OERs in the Context of this Course#

Having had the experience of writing and publishing a book following the traditional, for-profit approach, I decided to build this new course on an OER model. To that end, I am writing much of the material myself, and releasing it under a Creative Commons Attribution-NonCommercial-ShareAlike 4.0 Unported License. This license allows anyone to share or adapt the material as they wish. However, it is a copyleft license, meaning that any future use requires that I be attributed as an original author, that it not be used for commercial purposes, and that any modifications be distributed under the same license as the original. Beyond this, I have aimed to use OERs and otherwise freely-available resources wherever possible.

This course is, however, a hybrid of different tools using different licenses and restrictions. For example, we use Python, which is free software released under a GPL-compatible license. This book, and the data and code used in the course, are hosted on GitHub, which is a private corporation owned by Microsoft, but is free to use and, indeed, supports the distribution of much of the world’s free and open software. For running Python and doing our coursework, we will use the CoCalc platform. This is a paid service (much like we pay for materials in other lab classes), but it is the best available tool for running this course. As well, I personally like CoCalc’s business model, which is to use the subscription fees to support the creator’s work on the project, and also on supporting an important open source project, SageMath.

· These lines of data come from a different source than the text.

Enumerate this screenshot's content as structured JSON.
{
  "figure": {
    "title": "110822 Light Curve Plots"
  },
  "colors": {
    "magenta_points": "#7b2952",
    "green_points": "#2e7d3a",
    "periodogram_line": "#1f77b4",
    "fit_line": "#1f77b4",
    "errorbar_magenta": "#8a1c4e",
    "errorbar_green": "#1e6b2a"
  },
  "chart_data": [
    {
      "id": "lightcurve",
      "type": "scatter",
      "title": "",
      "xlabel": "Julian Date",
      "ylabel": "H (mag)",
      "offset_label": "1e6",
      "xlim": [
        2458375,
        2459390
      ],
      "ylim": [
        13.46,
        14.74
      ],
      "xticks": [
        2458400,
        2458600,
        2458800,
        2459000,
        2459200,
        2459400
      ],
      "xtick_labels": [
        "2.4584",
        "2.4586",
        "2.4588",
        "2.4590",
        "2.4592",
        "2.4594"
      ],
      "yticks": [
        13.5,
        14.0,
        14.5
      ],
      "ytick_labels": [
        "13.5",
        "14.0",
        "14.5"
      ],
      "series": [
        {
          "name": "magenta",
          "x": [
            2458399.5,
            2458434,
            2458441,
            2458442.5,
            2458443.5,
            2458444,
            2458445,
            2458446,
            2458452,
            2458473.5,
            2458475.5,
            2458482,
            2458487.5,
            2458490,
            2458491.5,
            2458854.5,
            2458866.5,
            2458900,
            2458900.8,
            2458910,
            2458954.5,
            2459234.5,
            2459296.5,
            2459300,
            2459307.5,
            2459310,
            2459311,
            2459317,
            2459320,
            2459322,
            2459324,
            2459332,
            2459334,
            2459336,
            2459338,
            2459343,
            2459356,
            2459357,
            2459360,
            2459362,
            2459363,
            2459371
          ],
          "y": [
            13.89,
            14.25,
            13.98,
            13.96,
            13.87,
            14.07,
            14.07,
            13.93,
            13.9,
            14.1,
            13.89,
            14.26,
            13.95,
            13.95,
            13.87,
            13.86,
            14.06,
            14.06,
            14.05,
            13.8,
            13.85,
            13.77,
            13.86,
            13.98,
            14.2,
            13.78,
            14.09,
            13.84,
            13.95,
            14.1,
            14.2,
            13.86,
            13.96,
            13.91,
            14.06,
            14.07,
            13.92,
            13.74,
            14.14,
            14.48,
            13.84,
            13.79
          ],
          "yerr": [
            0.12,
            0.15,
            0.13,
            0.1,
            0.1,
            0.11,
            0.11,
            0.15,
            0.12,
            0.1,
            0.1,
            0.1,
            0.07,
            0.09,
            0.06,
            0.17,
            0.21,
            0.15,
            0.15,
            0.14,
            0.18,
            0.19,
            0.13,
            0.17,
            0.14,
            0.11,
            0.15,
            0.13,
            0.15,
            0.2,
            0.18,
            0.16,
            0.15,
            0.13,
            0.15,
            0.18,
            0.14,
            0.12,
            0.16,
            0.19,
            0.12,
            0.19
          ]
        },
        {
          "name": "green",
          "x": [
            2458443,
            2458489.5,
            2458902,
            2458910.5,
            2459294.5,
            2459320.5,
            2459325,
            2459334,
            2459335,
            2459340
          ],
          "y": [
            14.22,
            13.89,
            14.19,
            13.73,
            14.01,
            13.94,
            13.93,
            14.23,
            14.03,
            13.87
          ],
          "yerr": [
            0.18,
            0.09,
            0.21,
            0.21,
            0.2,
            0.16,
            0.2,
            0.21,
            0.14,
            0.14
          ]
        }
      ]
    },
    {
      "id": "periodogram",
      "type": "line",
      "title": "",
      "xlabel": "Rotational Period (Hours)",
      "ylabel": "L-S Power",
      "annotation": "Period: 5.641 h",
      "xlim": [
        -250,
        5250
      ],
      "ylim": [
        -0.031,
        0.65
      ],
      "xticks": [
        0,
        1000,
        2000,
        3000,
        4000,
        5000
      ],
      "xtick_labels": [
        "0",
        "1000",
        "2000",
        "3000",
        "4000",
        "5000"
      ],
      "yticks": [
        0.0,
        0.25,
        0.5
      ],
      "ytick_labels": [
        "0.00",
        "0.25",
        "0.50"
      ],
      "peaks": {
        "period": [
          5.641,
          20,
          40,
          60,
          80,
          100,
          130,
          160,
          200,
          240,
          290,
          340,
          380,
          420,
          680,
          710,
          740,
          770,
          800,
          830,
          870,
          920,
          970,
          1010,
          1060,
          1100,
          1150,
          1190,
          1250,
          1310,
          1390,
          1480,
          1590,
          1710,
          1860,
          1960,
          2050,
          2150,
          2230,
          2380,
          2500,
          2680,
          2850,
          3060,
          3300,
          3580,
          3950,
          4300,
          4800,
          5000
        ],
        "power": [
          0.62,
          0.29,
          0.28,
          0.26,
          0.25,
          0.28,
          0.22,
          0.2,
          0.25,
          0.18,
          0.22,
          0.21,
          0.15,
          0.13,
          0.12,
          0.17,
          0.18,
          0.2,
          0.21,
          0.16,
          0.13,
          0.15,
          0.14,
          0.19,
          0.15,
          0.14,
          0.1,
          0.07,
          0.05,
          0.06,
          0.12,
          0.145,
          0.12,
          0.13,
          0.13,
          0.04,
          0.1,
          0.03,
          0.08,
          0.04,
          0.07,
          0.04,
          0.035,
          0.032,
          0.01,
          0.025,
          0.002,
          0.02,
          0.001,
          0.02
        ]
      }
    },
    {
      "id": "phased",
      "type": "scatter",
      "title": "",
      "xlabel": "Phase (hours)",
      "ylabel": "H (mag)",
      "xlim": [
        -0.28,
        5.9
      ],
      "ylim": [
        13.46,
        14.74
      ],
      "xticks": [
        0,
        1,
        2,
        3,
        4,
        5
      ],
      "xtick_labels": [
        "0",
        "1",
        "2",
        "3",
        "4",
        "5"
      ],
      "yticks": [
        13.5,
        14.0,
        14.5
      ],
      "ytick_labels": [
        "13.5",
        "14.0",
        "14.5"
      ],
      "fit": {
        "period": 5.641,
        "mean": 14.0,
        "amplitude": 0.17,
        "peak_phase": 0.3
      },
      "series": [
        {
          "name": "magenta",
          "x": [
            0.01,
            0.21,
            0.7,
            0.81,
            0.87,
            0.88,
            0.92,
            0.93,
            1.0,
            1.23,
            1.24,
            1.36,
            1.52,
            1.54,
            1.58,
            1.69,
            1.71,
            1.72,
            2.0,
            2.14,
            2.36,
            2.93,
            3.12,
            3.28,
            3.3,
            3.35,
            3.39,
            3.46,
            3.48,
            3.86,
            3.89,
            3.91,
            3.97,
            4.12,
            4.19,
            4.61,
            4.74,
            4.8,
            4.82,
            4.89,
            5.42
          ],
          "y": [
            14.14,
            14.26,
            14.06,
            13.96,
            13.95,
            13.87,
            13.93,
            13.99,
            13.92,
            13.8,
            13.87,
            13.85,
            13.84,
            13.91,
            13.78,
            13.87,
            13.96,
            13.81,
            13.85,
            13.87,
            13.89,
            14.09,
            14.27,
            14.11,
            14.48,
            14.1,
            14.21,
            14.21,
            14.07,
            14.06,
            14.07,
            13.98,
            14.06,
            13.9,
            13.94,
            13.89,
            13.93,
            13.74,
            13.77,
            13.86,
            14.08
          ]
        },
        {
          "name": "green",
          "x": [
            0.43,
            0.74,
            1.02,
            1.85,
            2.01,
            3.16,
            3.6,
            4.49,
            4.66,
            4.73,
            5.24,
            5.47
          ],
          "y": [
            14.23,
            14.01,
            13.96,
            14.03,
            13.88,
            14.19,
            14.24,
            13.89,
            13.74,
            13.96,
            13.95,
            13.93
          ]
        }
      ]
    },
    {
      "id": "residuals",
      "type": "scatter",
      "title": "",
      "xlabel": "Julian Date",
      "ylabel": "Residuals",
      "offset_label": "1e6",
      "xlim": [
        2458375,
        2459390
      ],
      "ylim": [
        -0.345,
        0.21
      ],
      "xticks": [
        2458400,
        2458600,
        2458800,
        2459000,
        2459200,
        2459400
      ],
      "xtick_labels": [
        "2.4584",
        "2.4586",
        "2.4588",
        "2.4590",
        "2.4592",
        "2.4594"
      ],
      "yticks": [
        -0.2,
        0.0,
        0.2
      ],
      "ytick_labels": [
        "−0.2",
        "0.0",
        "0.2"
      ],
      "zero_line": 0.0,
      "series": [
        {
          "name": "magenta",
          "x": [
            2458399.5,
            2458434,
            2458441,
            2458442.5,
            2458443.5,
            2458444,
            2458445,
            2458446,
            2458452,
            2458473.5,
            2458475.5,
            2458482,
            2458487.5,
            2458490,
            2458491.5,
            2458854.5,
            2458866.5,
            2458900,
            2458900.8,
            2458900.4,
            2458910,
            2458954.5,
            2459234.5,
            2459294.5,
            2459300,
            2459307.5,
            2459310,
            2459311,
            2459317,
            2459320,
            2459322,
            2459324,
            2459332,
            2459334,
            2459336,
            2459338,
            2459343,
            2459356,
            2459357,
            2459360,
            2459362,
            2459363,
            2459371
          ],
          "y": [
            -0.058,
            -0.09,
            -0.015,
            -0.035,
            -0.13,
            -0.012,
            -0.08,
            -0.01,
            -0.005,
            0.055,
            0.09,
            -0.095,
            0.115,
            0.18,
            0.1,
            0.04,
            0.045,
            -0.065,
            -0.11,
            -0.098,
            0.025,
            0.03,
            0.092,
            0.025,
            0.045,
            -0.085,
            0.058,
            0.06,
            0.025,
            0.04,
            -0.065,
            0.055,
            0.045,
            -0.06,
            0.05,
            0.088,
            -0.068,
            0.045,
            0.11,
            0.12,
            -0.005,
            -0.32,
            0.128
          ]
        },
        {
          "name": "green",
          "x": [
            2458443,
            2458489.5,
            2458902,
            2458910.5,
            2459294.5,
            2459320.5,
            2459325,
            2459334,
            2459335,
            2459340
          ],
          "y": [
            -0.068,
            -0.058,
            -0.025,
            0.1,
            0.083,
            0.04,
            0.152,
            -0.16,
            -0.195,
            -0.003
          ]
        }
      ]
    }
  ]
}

This course also uses a lot of lessons on Python and data science from DataCamp, which is another for-profit company. DataCamp kindly makes their entire platform free to use by university professors in the context of running courses. So, while it is not a truly open platform, it is free for our purposes — although I recognize that people who read this textbook, but are not enrolled in a university course that provides DataCamp access, may not be able to avail themselves of this resource for free. And, DataCamp aims to “democratize” data science so even outside this course context, you can do some of the lessons for free.

A final way this course uses OER is by encouraging you to find OER on your own, to support your learning in this course. You surely do this all the time anyway, finding free resources on the web to educate yourself about topics (academic or otherwise), help with homework, etc.. For programming and data science, there are vast resources freely available on the web, ranging from the official documentation for Python, to blog posts, to YouTube videos, to help forums. “Real” programmers and data scientists rely on these resources every day, and you will too!

In sum, this course is designed to encourage and embrace free software, open software, open science practices, and open educational resources. The core aim of this is to ensure that this course is as accessible as possible, particularly in reducing costs to you, as a student, and to the university (other than human resources costs). At the same time, I take a pragmatic approach to combining truly open resources created and distributed with no financial motivation, with other tools that are free for us to use, but are distributed under more restrictive licenses and/or by for-profit companies, and with subscription fees.